Chaotic Dynamics of the Laminated Composite Piezoelectric Shell

The laminated composite piezoelectric structure is widely used to the astronautic engineering because of its excellent performance in the area of controlling vibration. Multi-pulse chaotic dynamics of the laminated composite piezoelectric shell subjected to the in-plane and transversal excitations is investigated in this paper. The higher-order transverse shear deformation and damping are considered based upon the Sanders shell theories. Based on the Reddy's third order shear deformation theory and the von Karman type equations, the nonlinear governing equations of motion for the laminated composite piezoelectric shell are derived by using the Hamilton's principle. The four-dimensional averaged equation under the case of 1:2 internal resonance, primary parametric resonance and 1/2-subharmonic resonance is obtained by directly using the multiple scales method and Galerkin approach. From the averaged equation, the theory of normal form is used to find the explicit formulas of normal form. Based on normal form obtained, the energy phase method is utilized to analyze the multi pulse global bifurcations and chaotic dynamics.

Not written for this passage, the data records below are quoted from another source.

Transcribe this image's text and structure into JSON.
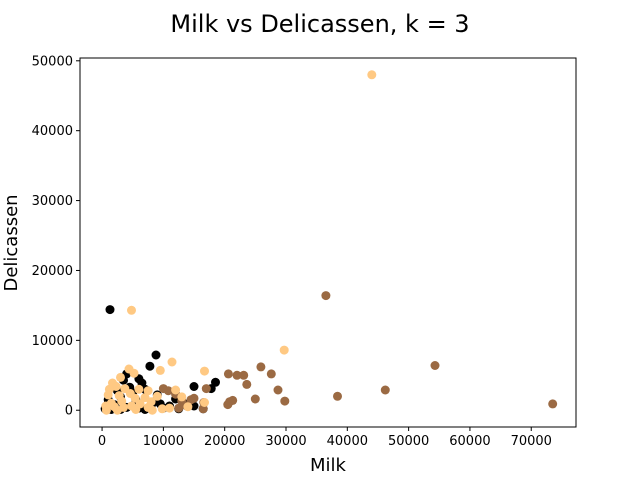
{
  "chart_data": {
    "type": "scatter",
    "title": "Milk vs Delicassen, k = 3",
    "xlabel": "Milk",
    "ylabel": "Delicassen",
    "xlim": [
      -3600,
      77300
    ],
    "ylim": [
      -2400,
      50400
    ],
    "xticks": [
      0,
      10000,
      20000,
      30000,
      40000,
      50000,
      60000,
      70000
    ],
    "yticks": [
      0,
      10000,
      20000,
      30000,
      40000,
      50000
    ],
    "grid": false,
    "legend": "none",
    "series": [
      {
        "color": "#000000",
        "points": [
          [
            1300,
            14400
          ],
          [
            8800,
            7900
          ],
          [
            7800,
            6300
          ],
          [
            4000,
            5200
          ],
          [
            3500,
            4300
          ],
          [
            6000,
            4500
          ],
          [
            2000,
            3500
          ],
          [
            4500,
            3300
          ],
          [
            6500,
            3900
          ],
          [
            18500,
            4000
          ],
          [
            15000,
            3400
          ],
          [
            17800,
            3100
          ],
          [
            2500,
            2800
          ],
          [
            5000,
            2500
          ],
          [
            7000,
            3000
          ],
          [
            9000,
            2200
          ],
          [
            3000,
            1900
          ],
          [
            1000,
            1500
          ],
          [
            5500,
            1500
          ],
          [
            8500,
            1200
          ],
          [
            12000,
            1600
          ],
          [
            13500,
            900
          ],
          [
            11000,
            600
          ],
          [
            15000,
            600
          ],
          [
            16500,
            200
          ],
          [
            2000,
            800
          ],
          [
            4000,
            400
          ],
          [
            6000,
            300
          ],
          [
            8000,
            500
          ],
          [
            10000,
            300
          ],
          [
            500,
            200
          ],
          [
            1500,
            100
          ],
          [
            3000,
            100
          ],
          [
            7000,
            100
          ],
          [
            9500,
            900
          ],
          [
            12500,
            200
          ]
        ]
      },
      {
        "color": "#b0ac9a",
        "points": []
      },
      {
        "color": "#9b6a43",
        "points": [
          [
            73500,
            900
          ],
          [
            54300,
            6400
          ],
          [
            46200,
            2900
          ],
          [
            38400,
            2000
          ],
          [
            36500,
            16400
          ],
          [
            29800,
            1300
          ],
          [
            28700,
            2900
          ],
          [
            27600,
            5200
          ],
          [
            25900,
            6200
          ],
          [
            25000,
            1600
          ],
          [
            23600,
            3700
          ],
          [
            23100,
            5000
          ],
          [
            22000,
            5000
          ],
          [
            21300,
            1400
          ],
          [
            20800,
            1200
          ],
          [
            20600,
            5200
          ],
          [
            20500,
            800
          ],
          [
            17000,
            3100
          ],
          [
            16600,
            1100
          ],
          [
            15000,
            1700
          ],
          [
            14500,
            1500
          ],
          [
            13000,
            1300
          ],
          [
            13800,
            600
          ],
          [
            16500,
            200
          ],
          [
            12500,
            300
          ],
          [
            10800,
            2800
          ],
          [
            10000,
            3100
          ],
          [
            12000,
            2300
          ]
        ]
      },
      {
        "color": "#ffc983",
        "points": [
          [
            44000,
            48000
          ],
          [
            4800,
            14300
          ],
          [
            29700,
            8600
          ],
          [
            11400,
            6900
          ],
          [
            16700,
            5600
          ],
          [
            9500,
            5700
          ],
          [
            4400,
            5900
          ],
          [
            5200,
            5300
          ],
          [
            3000,
            4700
          ],
          [
            1700,
            3900
          ],
          [
            2300,
            3400
          ],
          [
            3700,
            3100
          ],
          [
            6000,
            3000
          ],
          [
            7500,
            2800
          ],
          [
            12000,
            2900
          ],
          [
            9000,
            2000
          ],
          [
            13000,
            1900
          ],
          [
            1000,
            2200
          ],
          [
            2800,
            2100
          ],
          [
            4600,
            2400
          ],
          [
            5400,
            1700
          ],
          [
            7000,
            1800
          ],
          [
            8000,
            1200
          ],
          [
            3200,
            1300
          ],
          [
            1500,
            1000
          ],
          [
            600,
            600
          ],
          [
            2000,
            500
          ],
          [
            3500,
            400
          ],
          [
            4800,
            600
          ],
          [
            6200,
            900
          ],
          [
            7500,
            400
          ],
          [
            9800,
            200
          ],
          [
            11000,
            300
          ],
          [
            14000,
            500
          ],
          [
            16700,
            1100
          ],
          [
            700,
            0
          ],
          [
            2500,
            0
          ],
          [
            5500,
            100
          ],
          [
            8200,
            0
          ],
          [
            1200,
            3000
          ]
        ]
      }
    ]
  }
}
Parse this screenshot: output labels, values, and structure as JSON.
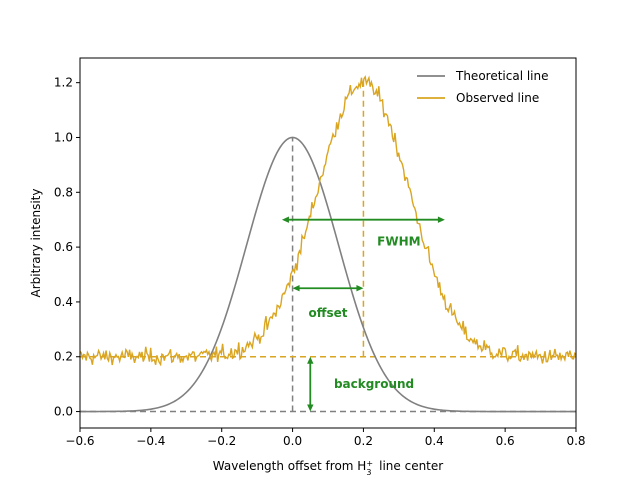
{
  "chart_data": {
    "type": "line",
    "title": "",
    "xlabel": "Wavelength offset from H",
    "xlabel_sub": "3",
    "xlabel_sup": "+",
    "xlabel_suffix": "line center",
    "ylabel": "Arbitrary intensity",
    "xlim": [
      -0.6,
      0.8
    ],
    "ylim": [
      -0.06,
      1.29
    ],
    "xticks": [
      -0.6,
      -0.4,
      -0.2,
      0.0,
      0.2,
      0.4,
      0.6,
      0.8
    ],
    "xtick_labels": [
      "−0.6",
      "−0.4",
      "−0.2",
      "0.0",
      "0.2",
      "0.4",
      "0.6",
      "0.8"
    ],
    "yticks": [
      0.0,
      0.2,
      0.4,
      0.6,
      0.8,
      1.0,
      1.2
    ],
    "ytick_labels": [
      "0.0",
      "0.2",
      "0.4",
      "0.6",
      "0.8",
      "1.0",
      "1.2"
    ],
    "grid": false,
    "legend_position": "top-right",
    "series": [
      {
        "name": "Theoretical line",
        "color": "#808080",
        "model": "gaussian",
        "center": 0.0,
        "amplitude": 1.0,
        "background": 0.0,
        "sigma": 0.13
      },
      {
        "name": "Observed line",
        "color": "#daa520",
        "model": "gaussian_noisy",
        "center": 0.2,
        "amplitude": 1.0,
        "background": 0.2,
        "sigma": 0.13,
        "noise": 0.015
      }
    ],
    "reference_lines": {
      "baseline_y": 0.0,
      "background_y": 0.2,
      "center_x": 0.0,
      "observed_center_x": 0.2
    },
    "annotations": [
      {
        "label": "FWHM",
        "color": "#228b22",
        "arrow_from": [
          -0.03,
          0.7
        ],
        "arrow_to": [
          0.43,
          0.7
        ],
        "text_at": [
          0.3,
          0.62
        ]
      },
      {
        "label": "offset",
        "color": "#228b22",
        "arrow_from": [
          0.0,
          0.45
        ],
        "arrow_to": [
          0.2,
          0.45
        ],
        "text_at": [
          0.1,
          0.36
        ]
      },
      {
        "label": "background",
        "color": "#228b22",
        "arrow_from": [
          0.05,
          0.0
        ],
        "arrow_to": [
          0.05,
          0.2
        ],
        "text_at": [
          0.23,
          0.1
        ]
      }
    ]
  }
}
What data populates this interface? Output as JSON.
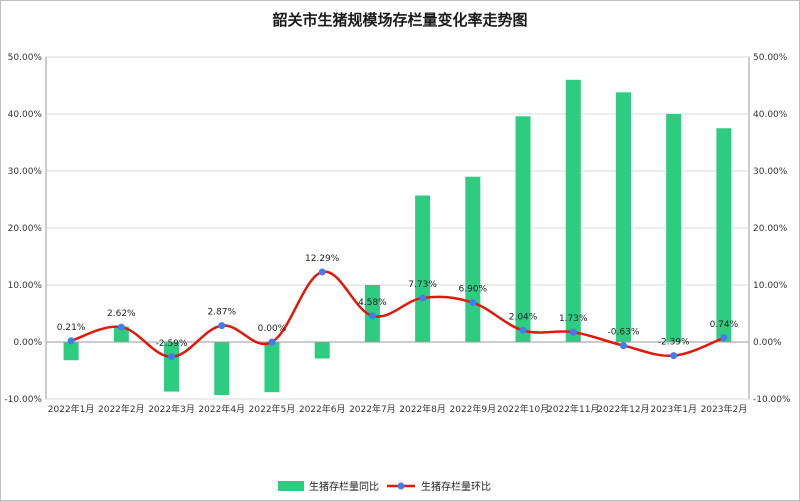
{
  "chart_data": {
    "type": "bar",
    "title": "韶关市生猪规模场存栏量变化率走势图",
    "categories": [
      "2022年1月",
      "2022年2月",
      "2022年3月",
      "2022年4月",
      "2022年5月",
      "2022年6月",
      "2022年7月",
      "2022年8月",
      "2022年9月",
      "2022年10月",
      "2022年11月",
      "2022年12月",
      "2023年1月",
      "2023年2月"
    ],
    "ylim": [
      -10,
      50
    ],
    "yticks": [
      "-10.00%",
      "0.00%",
      "10.00%",
      "20.00%",
      "30.00%",
      "40.00%",
      "50.00%"
    ],
    "grid": true,
    "legend_position": "bottom",
    "series": [
      {
        "name": "生猪存栏量同比",
        "kind": "bar",
        "color": "#2ecc80",
        "values": [
          -3.2,
          2.7,
          -8.7,
          -9.3,
          -8.8,
          -2.9,
          10.0,
          25.7,
          29.0,
          39.6,
          46.0,
          43.8,
          40.0,
          37.5
        ]
      },
      {
        "name": "生猪存栏量环比",
        "kind": "line",
        "color": "#e3170a",
        "marker_color": "#3d7ff0",
        "values": [
          0.21,
          2.62,
          -2.59,
          2.87,
          0.0,
          12.29,
          4.58,
          7.73,
          6.9,
          2.04,
          1.73,
          -0.63,
          -2.39,
          0.74
        ],
        "labels": [
          "0.21%",
          "2.62%",
          "-2.59%",
          "2.87%",
          "0.00%",
          "12.29%",
          "4.58%",
          "7.73%",
          "6.90%",
          "2.04%",
          "1.73%",
          "-0.63%",
          "-2.39%",
          "0.74%"
        ]
      }
    ]
  }
}
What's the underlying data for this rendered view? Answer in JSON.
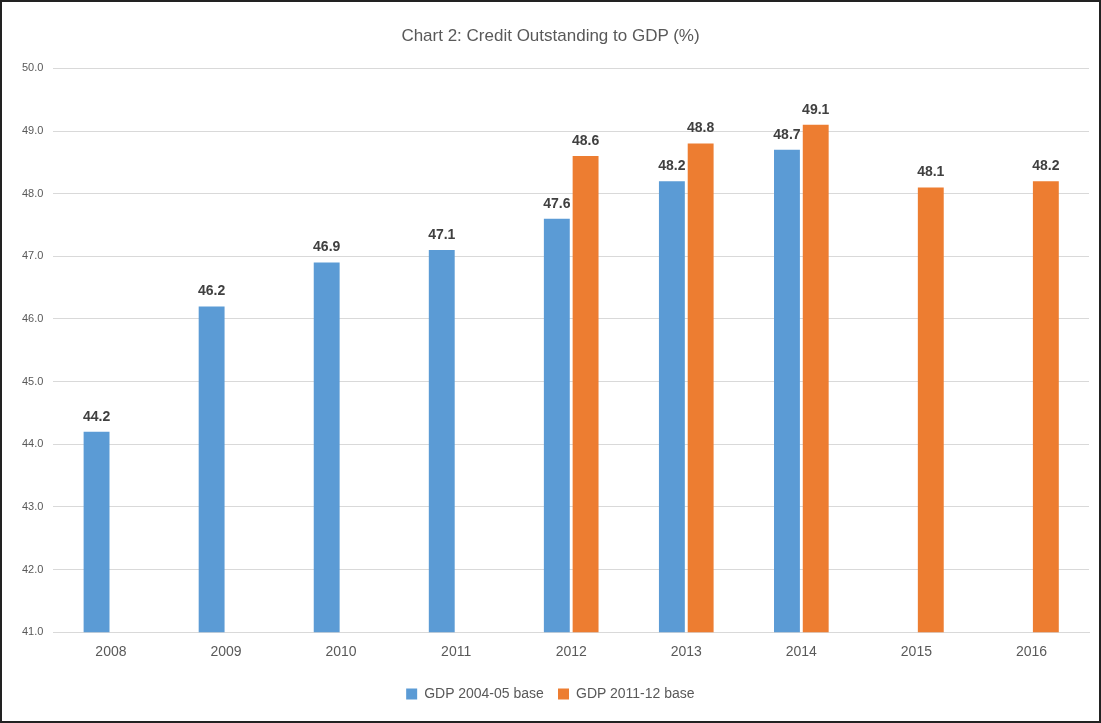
{
  "chart_data": {
    "type": "bar",
    "title": "Chart 2: Credit Outstanding to GDP (%)",
    "categories": [
      "2008",
      "2009",
      "2010",
      "2011",
      "2012",
      "2013",
      "2014",
      "2015",
      "2016"
    ],
    "series": [
      {
        "name": "GDP 2004-05 base",
        "color": "#5b9bd5",
        "values": [
          44.2,
          46.2,
          46.9,
          47.1,
          47.6,
          48.2,
          48.7,
          null,
          null
        ]
      },
      {
        "name": "GDP 2011-12 base",
        "color": "#ed7d31",
        "values": [
          null,
          null,
          null,
          null,
          48.6,
          48.8,
          49.1,
          48.1,
          48.2
        ]
      }
    ],
    "ylim": [
      41,
      50
    ],
    "yticks": [
      {
        "value": 41,
        "label": "41.0"
      },
      {
        "value": 42,
        "label": "42.0"
      },
      {
        "value": 43,
        "label": "43.0"
      },
      {
        "value": 44,
        "label": "44.0"
      },
      {
        "value": 45,
        "label": "45.0"
      },
      {
        "value": 46,
        "label": "46.0"
      },
      {
        "value": 47,
        "label": "47.0"
      },
      {
        "value": 48,
        "label": "48.0"
      },
      {
        "value": 49,
        "label": "49.0"
      },
      {
        "value": 50,
        "label": "50.0"
      }
    ],
    "grid": "y",
    "legend": "bottom",
    "data_labels": true
  }
}
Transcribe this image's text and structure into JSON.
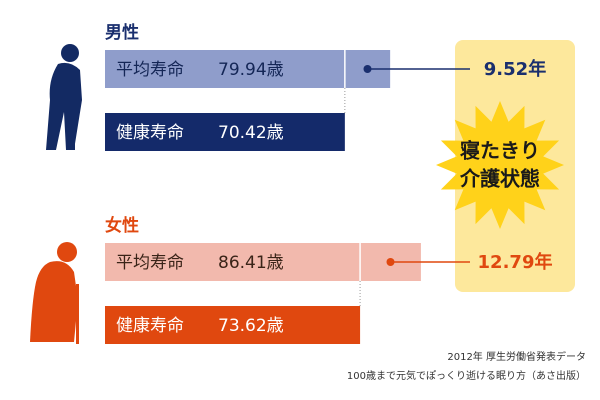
{
  "chart_data": {
    "type": "bar",
    "orientation": "horizontal",
    "xlim": [
      20,
      90
    ],
    "groups": [
      {
        "name": "男性",
        "color": "#1a2f6e",
        "gap": 9.52,
        "gap_label": "9.52年",
        "series": [
          {
            "name": "平均寿命",
            "value": 79.94,
            "value_label": "79.94歳",
            "color": "#8f9dcb",
            "text_color": "#142656"
          },
          {
            "name": "健康寿命",
            "value": 70.42,
            "value_label": "70.42歳",
            "color": "#142a6a",
            "text_color": "#ffffff"
          }
        ]
      },
      {
        "name": "女性",
        "color": "#e0480f",
        "gap": 12.79,
        "gap_label": "12.79年",
        "series": [
          {
            "name": "平均寿命",
            "value": 86.41,
            "value_label": "86.41歳",
            "color": "#f2b9ad",
            "text_color": "#3a2418"
          },
          {
            "name": "健康寿命",
            "value": 73.62,
            "value_label": "73.62歳",
            "color": "#e0480f",
            "text_color": "#ffffff"
          }
        ]
      }
    ],
    "callout": [
      "寝たきり",
      "介護状態"
    ],
    "notes": [
      "2012年 厚生労働省発表データ",
      "100歳まで元気でぽっくり逝ける眠り方（あさ出版）"
    ]
  }
}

The analysis of global dynamics indicates that there exist the multi-pulse jumping orbits in the perturbed phase space of the averaged equation. From the averaged equations obtained, the chaotic motions and the multi pulse orbits are found by using numerical simulation. The results obtained above mean the existence of the chaos for the Smale horseshoe sense for the laminated composite piezoelectric shell subjected to the in-plane and transversal excitations.